When you gaze upon the 5800, some standard Western Star attributes are featured, including the big shiny grill. However, the external air cleaners are absent and, the vertical exhaust system is nowhere to be seen. This is because the air cleaners are now inside the bonnet and the exhaust system is down facing. The 5800 also features a set-back front axle. This allows for an easier attainment of the maximum weight on the steer axle, while the more even spread of weight on the axle reduces your chances of getting axle mass issues as you maximise on the payload.
Why were the changes so important this time round? Why not stick to the traditional Western Star look?

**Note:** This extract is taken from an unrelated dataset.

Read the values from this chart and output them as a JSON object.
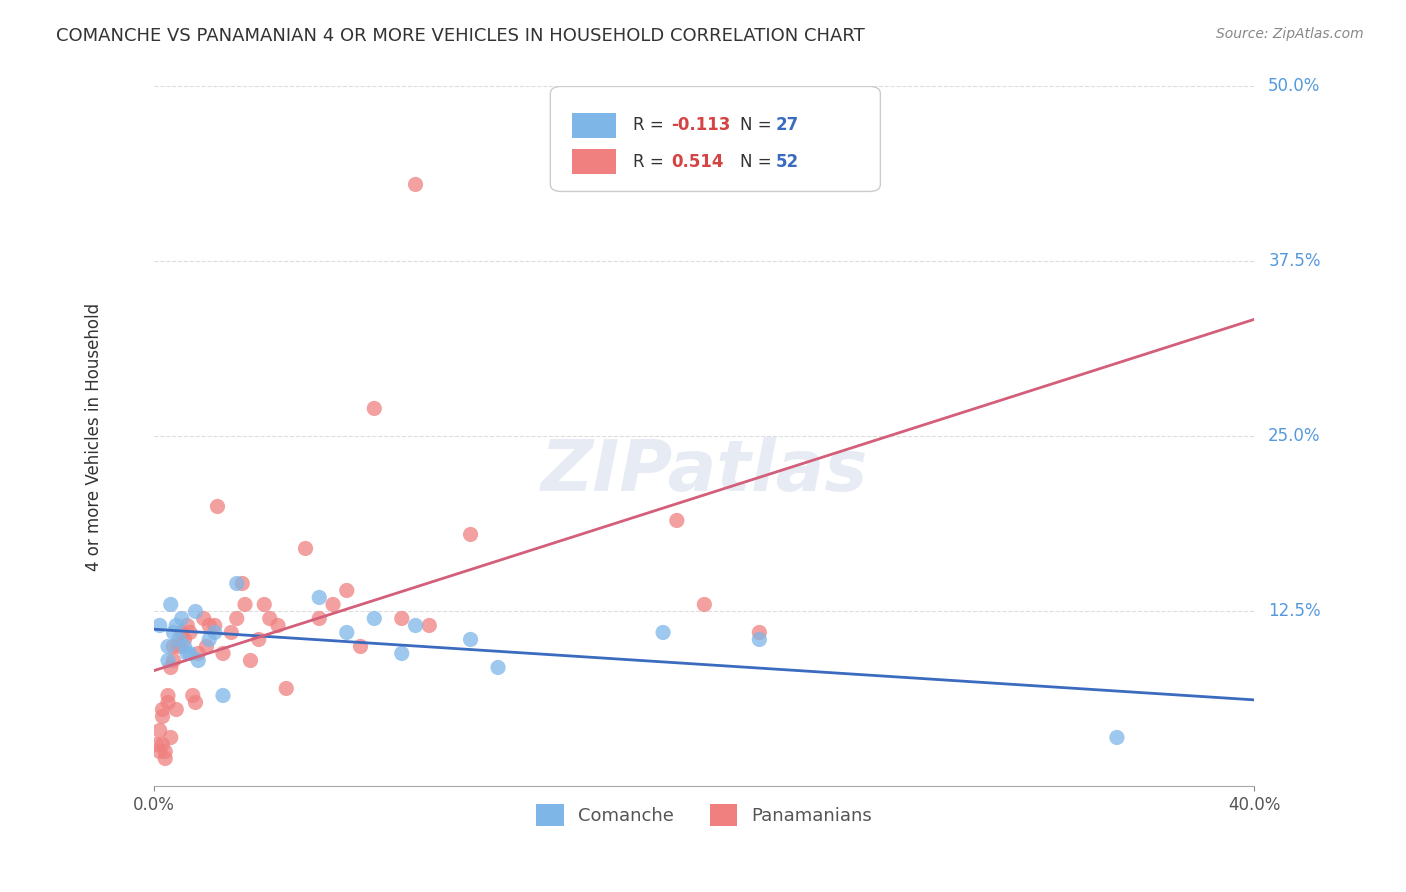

Well, it has become apparent over recent years that truck owners are now shifting from being stuck on the good old truck aesthetics and more focused on the economical bearing that the trucks have on the business cash flow. This shift has been fuelled by the entry of some European trucks into Australia that have over recent years swallowed up a lot of the market share all thanks to their lower fuel consumption. The savings from lower fuel consumption was not lost on the truck owners who now seem to put more and more emphasis on fuel consumption rate when purchasing trucks. This has pushed truck manufacturers to work on producing more fuel-efficient trucks if only to get a sale in. The 5800 thus seems to be Western Star’s attempt at switching up their models to be more economical so as to get back the market share that they have lost in recent years.
It is interesting to see the gradual acceptance that the 5800 has experienced in the Australian market over the past couple of years that it has been around. Truck buyers seem to have taken their time to read deeper into the running costs of the truck, and over time, have seen its economic value in their businesses. Thanks to the smoother, more aerodynamic shape of the 5800, Western Star reckons there has been as much as a 1.5% decrease in fuel consumption as compared to the 4800. This decreased fuel consumption has had a positive impact on the sales of the 5800 which has risen from the low base over the past two years and now accounts for about a third of B double primers sold by Western Star in Australia.
Another reason the 5800 seems to be making waves in the market is the large fuel load of 1400 litres, which truck owners seem to approve of. This however means that the battery has been put behind the cabin, on top of the chassis, to allow for four fuel tanks to sit along the side of the truck. This is unlike the traditional positioning of the batteries on the side of the truck which would limit the number of fuel tanks that one can put in the truck and thus limit fuel load.
Another reason for the lower fuel consumption is engine rating which was rated at 500hp. And though this can be recalibrated to the usual 560hp, that would not be advisable for truck owners who are looking to reduce on fuel consumption. The engine for the most economically sound model is a DD15 which is manufactured by Daimler in Detroit which still retained the 2500Nm of torque even at its lower rating. The 5800 also boasts of an Eaton Ultrashift Plus with 18 speeds as has become the staple in American trucks.
As you can see, the Western Star 5800 has seemed to pick up speed and much up well to its competitors. The truck can handle a 34 pallet B double application and still get under the 26-metre mark Thanks to the standard 40-inch Stratosphere sleeper. So, if you are thinking of a fuel-efficient powerful truck, think of the much smoother 5800 Star.